Operation Derby City Overwatch is 'a huge success'

LOUISVILLE, KY (WAVE) - It was a Metro-wide crackdown with Louisville's 1081 sex offenders as the target.  On May 31, agents and officers launched "Operation Derby City Overwatch," a partnership between federal and local law enforcement. Wednesday, those groups called their check of sex offenders "a huge success."

Over the last week, officers and agents put in more than 3000 man hours. The results: nine arrests and potentially more than 100 investigations that may be opened into sex offenders who may not be in compliance.

"I just don't think that's right," said Southwest Louisville resident Necole Cornelius of the cluster sex offenders who live nearby. "There's children that live out here and I don't think that's right.

Cornelius lives right up the road from a cluster of apartments on Hackel Drive, home to at least 29 registered sex offenders.

"They house them in the same apartments and it's like two minds, two sick individuals their minds colliding together," Cornelius said. "It ain't nothing good going to come out of it."

One of her neighbors was 48-year-old Eddie Owens. Owens was one of nine men arrested as a result of Operation Derby City Overwatch. Metro Police say when they went into Owens' Hackel drive apartment to check on Owens, they found child pornography.

"We let them know that we're monitoring them," said LMPD Chief Robert White.

White says with the information the task force got, police got a better idea of who they should be checking out.

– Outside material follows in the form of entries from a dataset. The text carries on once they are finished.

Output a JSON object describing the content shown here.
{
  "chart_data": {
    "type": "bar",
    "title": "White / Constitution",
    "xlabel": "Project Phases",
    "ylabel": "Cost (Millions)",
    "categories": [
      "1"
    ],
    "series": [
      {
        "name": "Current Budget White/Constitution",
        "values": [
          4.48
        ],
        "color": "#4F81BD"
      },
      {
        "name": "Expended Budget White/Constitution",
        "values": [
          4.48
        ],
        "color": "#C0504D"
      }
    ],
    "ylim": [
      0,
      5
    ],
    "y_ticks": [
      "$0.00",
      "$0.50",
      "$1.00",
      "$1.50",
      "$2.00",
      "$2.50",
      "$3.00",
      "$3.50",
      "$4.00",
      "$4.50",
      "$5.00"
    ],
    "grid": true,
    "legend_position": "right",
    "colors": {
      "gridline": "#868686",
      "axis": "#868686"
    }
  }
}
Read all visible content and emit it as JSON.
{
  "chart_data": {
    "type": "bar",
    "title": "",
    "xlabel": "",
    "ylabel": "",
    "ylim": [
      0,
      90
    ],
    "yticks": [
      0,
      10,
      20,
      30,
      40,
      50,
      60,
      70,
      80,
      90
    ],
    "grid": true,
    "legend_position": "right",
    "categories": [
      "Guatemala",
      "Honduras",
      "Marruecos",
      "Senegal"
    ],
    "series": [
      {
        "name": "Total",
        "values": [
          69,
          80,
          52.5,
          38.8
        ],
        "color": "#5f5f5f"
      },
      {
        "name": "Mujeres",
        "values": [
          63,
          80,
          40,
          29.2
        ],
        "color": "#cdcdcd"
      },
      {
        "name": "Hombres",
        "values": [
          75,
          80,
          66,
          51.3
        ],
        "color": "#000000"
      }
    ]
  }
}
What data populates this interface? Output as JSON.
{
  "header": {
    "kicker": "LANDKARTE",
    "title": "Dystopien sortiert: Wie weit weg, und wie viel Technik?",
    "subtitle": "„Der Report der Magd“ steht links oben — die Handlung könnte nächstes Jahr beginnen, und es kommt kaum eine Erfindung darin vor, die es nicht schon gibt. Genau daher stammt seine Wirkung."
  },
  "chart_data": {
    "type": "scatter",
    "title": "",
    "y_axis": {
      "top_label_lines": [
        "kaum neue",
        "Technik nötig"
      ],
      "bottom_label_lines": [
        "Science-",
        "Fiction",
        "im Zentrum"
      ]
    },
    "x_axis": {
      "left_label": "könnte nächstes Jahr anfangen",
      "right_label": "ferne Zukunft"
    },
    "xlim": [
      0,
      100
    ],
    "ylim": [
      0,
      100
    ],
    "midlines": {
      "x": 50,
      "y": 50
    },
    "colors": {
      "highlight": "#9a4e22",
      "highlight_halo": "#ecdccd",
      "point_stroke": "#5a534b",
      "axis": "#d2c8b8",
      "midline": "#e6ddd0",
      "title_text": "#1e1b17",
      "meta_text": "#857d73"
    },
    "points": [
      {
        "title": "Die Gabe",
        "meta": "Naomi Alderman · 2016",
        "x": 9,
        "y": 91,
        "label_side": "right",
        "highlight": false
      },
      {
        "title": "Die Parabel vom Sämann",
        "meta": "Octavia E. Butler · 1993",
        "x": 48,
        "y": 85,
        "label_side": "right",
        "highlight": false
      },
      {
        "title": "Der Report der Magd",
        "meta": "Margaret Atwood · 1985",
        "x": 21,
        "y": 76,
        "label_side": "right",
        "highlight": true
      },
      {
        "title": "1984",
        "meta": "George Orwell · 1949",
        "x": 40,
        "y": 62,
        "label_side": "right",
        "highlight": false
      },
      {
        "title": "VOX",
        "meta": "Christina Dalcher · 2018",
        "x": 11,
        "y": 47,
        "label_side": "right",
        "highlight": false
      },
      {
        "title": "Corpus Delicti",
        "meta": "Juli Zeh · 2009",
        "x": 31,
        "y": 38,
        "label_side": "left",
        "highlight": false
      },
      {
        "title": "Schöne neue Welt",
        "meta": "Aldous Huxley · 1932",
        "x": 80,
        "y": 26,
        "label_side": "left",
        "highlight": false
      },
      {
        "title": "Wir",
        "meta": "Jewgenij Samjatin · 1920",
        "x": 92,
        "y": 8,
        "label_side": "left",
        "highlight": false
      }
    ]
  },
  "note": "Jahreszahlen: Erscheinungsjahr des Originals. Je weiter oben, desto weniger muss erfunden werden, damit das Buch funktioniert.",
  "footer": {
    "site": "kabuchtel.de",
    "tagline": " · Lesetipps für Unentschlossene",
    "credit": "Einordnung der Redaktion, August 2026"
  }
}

"Instead of doing some of those random checks that we were doing, we'll really be able to focus on those 80 or so individuals that we really need to find out if they're in compliance," White said.

For the 108 sex offenders who are potentially out of compliance in Jefferson County, agents have a message, check in or watch out.

"If not, the Marshals Service will track you down and bring you to justice, whether or not you have fled the county, the State of Kentucky or the country," said U.S. Marshals Service Chief Deputy Brian Parrish.

Cornelius hopes they do.

"They need to do that more often -- I mean like, once a month, once a week," she said. "Maybe it could be saving a child's life. You never know. You don't know what goes on in those apartments. Who knows what goes on late at night."

Operation Derby City Overwatch was done as a result of a 2006 change in federal law that allows up to ten years in prison for not registering or not keeping their registration current. The Adam Walsh Child Protection and Safety Act also makes the Marshals Service the lead federal agency for enforcement.